Generating fake reviews

This is part of a project that I've done for a Machine Intelligence course at the Zurich University of Applied Sciences. Since its focus was on big data, Apache Spark is involved at some stages.

What does it do

The idea is to generate fake reviews based on Yelp's review dataset and then try to detect them with more traditional ML methods.

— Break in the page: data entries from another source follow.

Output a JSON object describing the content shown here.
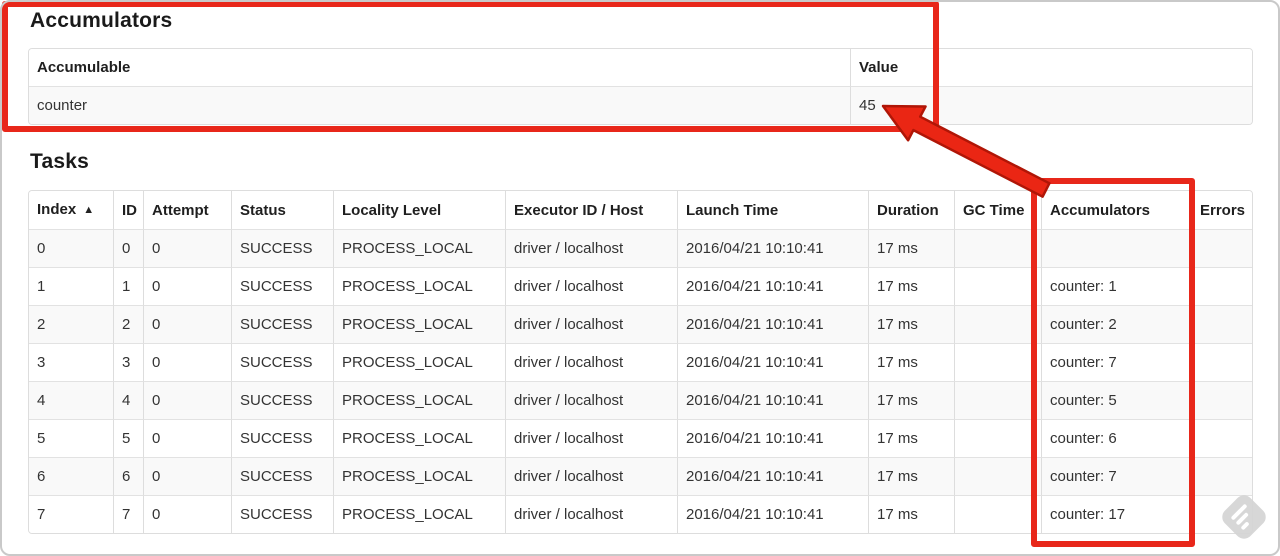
{
  "accumulators_section": {
    "title": "Accumulators",
    "table": {
      "headers": [
        "Accumulable",
        "Value"
      ],
      "headers_interactable": false,
      "rows": [
        [
          "counter",
          "45"
        ]
      ]
    }
  },
  "tasks_section": {
    "title": "Tasks",
    "table": {
      "headers": [
        "Index",
        "ID",
        "Attempt",
        "Status",
        "Locality Level",
        "Executor ID / Host",
        "Launch Time",
        "Duration",
        "GC Time",
        "Accumulators",
        "Errors"
      ],
      "headers_interactable": true,
      "sort_column": 0,
      "sort_icon": "▲",
      "rows": [
        [
          "0",
          "0",
          "0",
          "SUCCESS",
          "PROCESS_LOCAL",
          "driver / localhost",
          "2016/04/21 10:10:41",
          "17 ms",
          "",
          "",
          ""
        ],
        [
          "1",
          "1",
          "0",
          "SUCCESS",
          "PROCESS_LOCAL",
          "driver / localhost",
          "2016/04/21 10:10:41",
          "17 ms",
          "",
          "counter: 1",
          ""
        ],
        [
          "2",
          "2",
          "0",
          "SUCCESS",
          "PROCESS_LOCAL",
          "driver / localhost",
          "2016/04/21 10:10:41",
          "17 ms",
          "",
          "counter: 2",
          ""
        ],
        [
          "3",
          "3",
          "0",
          "SUCCESS",
          "PROCESS_LOCAL",
          "driver / localhost",
          "2016/04/21 10:10:41",
          "17 ms",
          "",
          "counter: 7",
          ""
        ],
        [
          "4",
          "4",
          "0",
          "SUCCESS",
          "PROCESS_LOCAL",
          "driver / localhost",
          "2016/04/21 10:10:41",
          "17 ms",
          "",
          "counter: 5",
          ""
        ],
        [
          "5",
          "5",
          "0",
          "SUCCESS",
          "PROCESS_LOCAL",
          "driver / localhost",
          "2016/04/21 10:10:41",
          "17 ms",
          "",
          "counter: 6",
          ""
        ],
        [
          "6",
          "6",
          "0",
          "SUCCESS",
          "PROCESS_LOCAL",
          "driver / localhost",
          "2016/04/21 10:10:41",
          "17 ms",
          "",
          "counter: 7",
          ""
        ],
        [
          "7",
          "7",
          "0",
          "SUCCESS",
          "PROCESS_LOCAL",
          "driver / localhost",
          "2016/04/21 10:10:41",
          "17 ms",
          "",
          "counter: 17",
          ""
        ]
      ]
    }
  },
  "annotations": {
    "box_color": "#e8271a",
    "arrow_fill": "#ea2614",
    "arrow_stroke": "#b01607"
  },
  "watermark": {
    "diamond_color": "#d5d5d5",
    "stripe_color": "#ffffff"
  }
}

  1. Data wrangling with PySpark, tokenisation with CoreNLP from Stanford
  2. Training a Seq2Seq model with a fork of OpenNMT-py, this part is heavily inspired by Stay On-Topic: Generating Context-specific Fake Restaurant Reviews by Juuti et al.
  3. Training various classifiers with Spark ML that try to distinguish between fake and and real reviews.

Some sample outputs

The Seq2Seq model was able to generate rather convincing looking fake reviews:

SENT 1: ['4.0', 'las', 'vegas', 'restaurants', ',', 'vietnamese']
PRED 1: i love this place ! the food is always fresh and delicious . it 's a little pricey , but worth every penny .
PRED SCORE: -33.2517

SENT 2: ['1.0', 'calgary', 'asian', 'fusion', ',', 'chicken', 'wings', ',', 'food', ',', 'cafes', ',', 'chinese', ',', 'desserts', ',', 'juice', 'bars', '&', 'smoothies', ',', 'restaurants']
PRED 2: this is the worst bubble tea place i 've ever been to . it 's so expensive and they do n't have a lot of options .
PRED SCORE: -36.3755

SENT 3: ['3.0', 'scottsdale', 'japanese', ',', 'nightlife', ',', 'restaurants', ',', 'sushi', 'bars']
PRED 3: this is a good place to go if you 're in the mood for japanese food . it 's not bad , but nothing special .
PRED SCORE: -36.7155


Generating (and detecting) fake reviews with Seq2Seq / PyTorch and Apache Spark.